Suriya Jeyapalan, MD, MPH: The EF-14 trial, I do have a very special place in my heart for this because I think everybody who is an oncologist would like to participate in a trial that makes a difference in our patients. And I have to say, I have a tremendous gratitude to Dr. Stupp and the company and to Tufts Medical Center for having opened up the trial as well, for me being able to participate in it. Because it really has been the single biggest advance in the last decade in the treatment of these patients.
And I want to just talk about a little bit about the misconceptions that are out there, and I think these are coming from people that didn’t participate in the trial. It’s also, at an almost innate sense, like, how the heck is this going to work? I have to say, I was one of those doctors myself. I was like, “Oh, this sounds like a crazy idea. They’re going to send people around with this little cap on their head and hook them up to a battery and hope this cures GBMs, which is such a deadly disease.” I was wrong. And when I look at the data, it’s amazing to me how wrong I was, and I’m so glad to be wrong, because everybody wants all these trials to work. I’m glad this one works.
Other things that I’ve also heard about the trial was that people are confused about how the trial was designed. It was a very simple 2:1 randomization trial. It was basically two-thirds of the patient got the device with Temodar and radiation, and one-third just got the Temodar and radiation. The other thing I think people also are maybe misunderstanding, too, is that people were matched based on performance status, surgical resection, MGMT methylation—all the things that we know are prognostic indicators. So, I think it was a very fairly done trial. I think it was in a large population of patients, and they proved it. And we’re all scientists, and we should take a look at these data very carefully. It’s published in JAMA; it’s out there. They’ll publish the final analysis, I’m sure, in another journal here pretty soon. But realize that it really has very little side effects except for the skin reaction.

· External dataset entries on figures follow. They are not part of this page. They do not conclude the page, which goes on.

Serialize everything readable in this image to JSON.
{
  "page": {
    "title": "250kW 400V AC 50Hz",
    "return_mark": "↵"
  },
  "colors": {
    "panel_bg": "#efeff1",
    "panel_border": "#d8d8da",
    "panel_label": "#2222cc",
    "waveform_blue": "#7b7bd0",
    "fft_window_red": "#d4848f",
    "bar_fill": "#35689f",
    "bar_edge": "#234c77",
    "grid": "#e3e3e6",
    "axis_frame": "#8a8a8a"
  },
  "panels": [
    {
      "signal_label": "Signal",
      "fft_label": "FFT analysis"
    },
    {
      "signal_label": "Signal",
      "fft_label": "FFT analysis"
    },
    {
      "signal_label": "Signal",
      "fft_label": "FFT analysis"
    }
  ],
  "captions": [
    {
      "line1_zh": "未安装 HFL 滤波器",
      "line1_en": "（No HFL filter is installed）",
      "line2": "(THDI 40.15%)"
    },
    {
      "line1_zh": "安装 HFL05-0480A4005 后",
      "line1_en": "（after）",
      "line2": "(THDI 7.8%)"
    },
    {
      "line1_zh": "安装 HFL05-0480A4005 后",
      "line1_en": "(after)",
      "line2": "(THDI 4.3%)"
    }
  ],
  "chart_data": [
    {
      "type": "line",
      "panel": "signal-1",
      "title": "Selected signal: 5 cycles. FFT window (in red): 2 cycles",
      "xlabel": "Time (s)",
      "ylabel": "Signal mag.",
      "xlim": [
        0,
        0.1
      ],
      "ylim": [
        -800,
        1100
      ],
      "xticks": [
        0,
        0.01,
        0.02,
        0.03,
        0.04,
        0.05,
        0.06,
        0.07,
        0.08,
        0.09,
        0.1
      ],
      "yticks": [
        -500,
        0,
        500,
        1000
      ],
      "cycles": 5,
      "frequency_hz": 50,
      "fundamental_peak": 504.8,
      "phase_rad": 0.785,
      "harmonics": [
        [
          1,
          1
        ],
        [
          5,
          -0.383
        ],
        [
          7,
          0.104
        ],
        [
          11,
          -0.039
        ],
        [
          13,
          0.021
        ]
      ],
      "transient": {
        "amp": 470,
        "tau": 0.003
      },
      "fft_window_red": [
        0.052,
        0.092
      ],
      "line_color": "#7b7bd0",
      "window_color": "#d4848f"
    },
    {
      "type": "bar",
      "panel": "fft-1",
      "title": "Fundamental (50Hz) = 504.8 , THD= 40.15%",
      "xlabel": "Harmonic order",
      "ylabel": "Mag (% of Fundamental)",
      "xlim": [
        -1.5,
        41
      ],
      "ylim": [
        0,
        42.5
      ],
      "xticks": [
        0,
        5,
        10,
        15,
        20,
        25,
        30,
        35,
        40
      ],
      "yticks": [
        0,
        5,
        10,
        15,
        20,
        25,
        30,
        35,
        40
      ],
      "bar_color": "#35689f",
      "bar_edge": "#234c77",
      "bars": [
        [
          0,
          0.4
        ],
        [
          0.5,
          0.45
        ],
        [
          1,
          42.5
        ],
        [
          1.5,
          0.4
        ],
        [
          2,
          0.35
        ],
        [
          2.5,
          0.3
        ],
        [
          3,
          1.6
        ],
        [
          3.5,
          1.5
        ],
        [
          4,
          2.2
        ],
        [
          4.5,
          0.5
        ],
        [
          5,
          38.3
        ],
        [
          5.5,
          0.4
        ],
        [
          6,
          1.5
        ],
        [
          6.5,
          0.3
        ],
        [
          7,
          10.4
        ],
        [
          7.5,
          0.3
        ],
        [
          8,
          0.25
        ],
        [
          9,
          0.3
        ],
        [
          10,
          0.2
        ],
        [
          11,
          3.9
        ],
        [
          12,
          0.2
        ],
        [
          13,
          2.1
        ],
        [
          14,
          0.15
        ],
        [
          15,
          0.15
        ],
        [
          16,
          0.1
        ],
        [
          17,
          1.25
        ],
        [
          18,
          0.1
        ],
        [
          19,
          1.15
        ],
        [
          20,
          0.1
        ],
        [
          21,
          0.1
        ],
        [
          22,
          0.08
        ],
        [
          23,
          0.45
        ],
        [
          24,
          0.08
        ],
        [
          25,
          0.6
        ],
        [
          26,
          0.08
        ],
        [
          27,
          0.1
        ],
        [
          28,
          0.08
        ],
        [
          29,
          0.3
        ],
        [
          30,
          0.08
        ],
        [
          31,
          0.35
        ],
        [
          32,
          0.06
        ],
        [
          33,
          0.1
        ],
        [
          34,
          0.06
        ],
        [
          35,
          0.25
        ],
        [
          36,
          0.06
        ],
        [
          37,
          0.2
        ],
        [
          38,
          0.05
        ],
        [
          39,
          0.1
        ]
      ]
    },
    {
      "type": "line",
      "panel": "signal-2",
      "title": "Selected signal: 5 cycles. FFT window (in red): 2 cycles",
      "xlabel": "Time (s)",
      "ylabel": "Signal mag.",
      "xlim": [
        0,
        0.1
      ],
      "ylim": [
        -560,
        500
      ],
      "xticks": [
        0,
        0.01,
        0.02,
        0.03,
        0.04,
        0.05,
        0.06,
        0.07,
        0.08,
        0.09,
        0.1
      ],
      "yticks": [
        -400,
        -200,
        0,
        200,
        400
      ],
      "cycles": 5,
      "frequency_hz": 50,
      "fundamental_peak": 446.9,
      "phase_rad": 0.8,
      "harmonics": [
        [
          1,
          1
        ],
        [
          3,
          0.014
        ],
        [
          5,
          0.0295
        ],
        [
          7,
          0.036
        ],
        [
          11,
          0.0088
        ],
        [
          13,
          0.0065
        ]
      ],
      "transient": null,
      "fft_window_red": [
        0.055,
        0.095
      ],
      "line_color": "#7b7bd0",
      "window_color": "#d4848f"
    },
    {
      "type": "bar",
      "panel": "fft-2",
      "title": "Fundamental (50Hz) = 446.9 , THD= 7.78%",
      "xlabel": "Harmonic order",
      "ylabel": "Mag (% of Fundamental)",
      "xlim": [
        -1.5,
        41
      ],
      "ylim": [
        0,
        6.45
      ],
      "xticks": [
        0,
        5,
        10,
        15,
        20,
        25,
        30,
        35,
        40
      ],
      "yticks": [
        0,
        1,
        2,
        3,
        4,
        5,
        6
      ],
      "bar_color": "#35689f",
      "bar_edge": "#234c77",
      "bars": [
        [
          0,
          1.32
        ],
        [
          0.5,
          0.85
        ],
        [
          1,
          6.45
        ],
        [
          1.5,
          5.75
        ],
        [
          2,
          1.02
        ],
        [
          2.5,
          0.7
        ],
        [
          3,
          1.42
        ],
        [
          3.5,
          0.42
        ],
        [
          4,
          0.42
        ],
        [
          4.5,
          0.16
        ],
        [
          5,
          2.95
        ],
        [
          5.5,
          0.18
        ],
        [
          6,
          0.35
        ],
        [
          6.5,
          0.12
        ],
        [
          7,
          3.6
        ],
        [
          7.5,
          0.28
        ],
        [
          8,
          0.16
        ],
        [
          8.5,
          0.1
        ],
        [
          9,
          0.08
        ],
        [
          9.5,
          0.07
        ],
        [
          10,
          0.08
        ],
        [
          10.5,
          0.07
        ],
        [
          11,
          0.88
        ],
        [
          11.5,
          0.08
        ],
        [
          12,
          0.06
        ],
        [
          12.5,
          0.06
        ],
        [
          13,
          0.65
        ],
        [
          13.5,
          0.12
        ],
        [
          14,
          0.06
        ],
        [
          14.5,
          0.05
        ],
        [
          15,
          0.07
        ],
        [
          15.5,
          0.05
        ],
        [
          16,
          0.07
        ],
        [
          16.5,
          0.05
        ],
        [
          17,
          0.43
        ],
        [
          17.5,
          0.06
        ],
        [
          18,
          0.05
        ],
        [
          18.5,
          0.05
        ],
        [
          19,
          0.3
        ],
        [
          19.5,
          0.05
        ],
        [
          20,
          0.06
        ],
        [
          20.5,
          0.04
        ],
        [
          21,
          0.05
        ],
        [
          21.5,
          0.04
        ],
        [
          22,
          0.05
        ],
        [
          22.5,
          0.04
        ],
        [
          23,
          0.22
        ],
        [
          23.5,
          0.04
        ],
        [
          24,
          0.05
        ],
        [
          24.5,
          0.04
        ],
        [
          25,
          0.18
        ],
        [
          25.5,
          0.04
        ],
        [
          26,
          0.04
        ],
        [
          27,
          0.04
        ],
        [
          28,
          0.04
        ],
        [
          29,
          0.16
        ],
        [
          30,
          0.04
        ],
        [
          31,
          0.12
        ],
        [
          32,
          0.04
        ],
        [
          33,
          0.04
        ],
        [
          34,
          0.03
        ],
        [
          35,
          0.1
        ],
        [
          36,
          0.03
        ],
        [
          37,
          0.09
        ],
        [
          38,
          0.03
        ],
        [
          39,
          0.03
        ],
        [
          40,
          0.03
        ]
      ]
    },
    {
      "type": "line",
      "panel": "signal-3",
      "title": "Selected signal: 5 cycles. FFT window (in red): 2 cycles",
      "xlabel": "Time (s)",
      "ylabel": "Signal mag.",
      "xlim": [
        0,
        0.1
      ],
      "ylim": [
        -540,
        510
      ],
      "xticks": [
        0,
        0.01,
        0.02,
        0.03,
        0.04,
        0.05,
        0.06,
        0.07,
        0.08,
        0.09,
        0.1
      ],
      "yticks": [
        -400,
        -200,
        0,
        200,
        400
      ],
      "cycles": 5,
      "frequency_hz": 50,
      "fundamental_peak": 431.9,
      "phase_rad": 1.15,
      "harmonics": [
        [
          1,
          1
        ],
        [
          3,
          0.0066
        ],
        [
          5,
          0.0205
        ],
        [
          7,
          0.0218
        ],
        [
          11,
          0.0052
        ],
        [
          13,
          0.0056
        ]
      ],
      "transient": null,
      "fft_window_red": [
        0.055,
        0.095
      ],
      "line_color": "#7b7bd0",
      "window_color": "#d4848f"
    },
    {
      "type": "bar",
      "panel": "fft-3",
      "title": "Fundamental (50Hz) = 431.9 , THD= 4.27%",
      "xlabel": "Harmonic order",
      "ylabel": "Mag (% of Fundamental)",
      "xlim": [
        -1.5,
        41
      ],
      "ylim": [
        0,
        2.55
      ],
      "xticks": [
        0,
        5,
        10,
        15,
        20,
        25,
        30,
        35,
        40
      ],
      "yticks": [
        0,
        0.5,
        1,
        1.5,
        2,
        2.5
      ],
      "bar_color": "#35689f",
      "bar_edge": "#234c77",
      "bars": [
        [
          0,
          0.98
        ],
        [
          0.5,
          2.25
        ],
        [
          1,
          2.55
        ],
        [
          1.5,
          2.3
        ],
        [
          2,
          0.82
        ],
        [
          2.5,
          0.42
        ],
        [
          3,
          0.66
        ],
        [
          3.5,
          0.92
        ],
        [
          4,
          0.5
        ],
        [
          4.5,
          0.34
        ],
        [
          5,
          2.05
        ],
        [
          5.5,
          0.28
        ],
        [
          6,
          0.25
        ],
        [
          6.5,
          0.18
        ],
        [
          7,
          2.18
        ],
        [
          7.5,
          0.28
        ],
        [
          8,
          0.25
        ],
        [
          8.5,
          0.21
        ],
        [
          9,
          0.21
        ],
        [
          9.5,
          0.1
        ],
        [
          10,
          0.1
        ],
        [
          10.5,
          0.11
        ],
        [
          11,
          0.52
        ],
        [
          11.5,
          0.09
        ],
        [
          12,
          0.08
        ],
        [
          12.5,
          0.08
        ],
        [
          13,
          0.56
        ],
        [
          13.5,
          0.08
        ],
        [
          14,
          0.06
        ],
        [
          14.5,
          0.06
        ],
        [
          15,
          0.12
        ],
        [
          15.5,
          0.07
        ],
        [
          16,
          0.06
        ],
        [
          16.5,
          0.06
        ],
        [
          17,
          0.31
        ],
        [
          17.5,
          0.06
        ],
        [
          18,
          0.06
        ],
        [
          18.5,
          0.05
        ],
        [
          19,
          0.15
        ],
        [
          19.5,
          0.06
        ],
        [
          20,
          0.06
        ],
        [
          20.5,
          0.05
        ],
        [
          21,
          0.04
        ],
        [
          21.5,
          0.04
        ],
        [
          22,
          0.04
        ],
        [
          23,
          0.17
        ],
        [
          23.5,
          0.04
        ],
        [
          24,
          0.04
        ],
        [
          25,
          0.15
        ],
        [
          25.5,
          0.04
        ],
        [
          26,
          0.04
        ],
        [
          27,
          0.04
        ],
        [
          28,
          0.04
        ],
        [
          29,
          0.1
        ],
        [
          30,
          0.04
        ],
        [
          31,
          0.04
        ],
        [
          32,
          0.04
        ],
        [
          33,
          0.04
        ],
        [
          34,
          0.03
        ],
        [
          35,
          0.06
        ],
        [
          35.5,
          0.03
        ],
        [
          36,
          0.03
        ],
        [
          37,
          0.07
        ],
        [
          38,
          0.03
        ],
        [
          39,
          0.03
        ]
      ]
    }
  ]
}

It doesn’t cause your blood count to drop. It doesn’t cause you any nausea/vomiting, and it could be easily combined with other treatment modalities without any detriment to the patient. I think it should be offered to everybody.
Daniela Bota, MD: In my opinion, this is, without any doubt, the standard of care. It is included in the NCCN guidelines. It is an FDA-approved treatment, and it’s making a major impact on the patient’s survival. Let’s just look at the 4-year data: going from a 10% to 17% survival rate, it’s a significant step. It’s almost doubling in the number of patients that get to celebrate 4 years after their original diagnosis. Going back to what we talked before, the addition of Temodar gave us 2 months in the original study. So, I think that this should be incorporated in the practice. I think that we should all work with the patients. It’s, in the end, the patient’s decision. But I think the decision has to be made with the patient fully understanding that this is, right now, the most promising FDA-approved treatment that we have had for a while.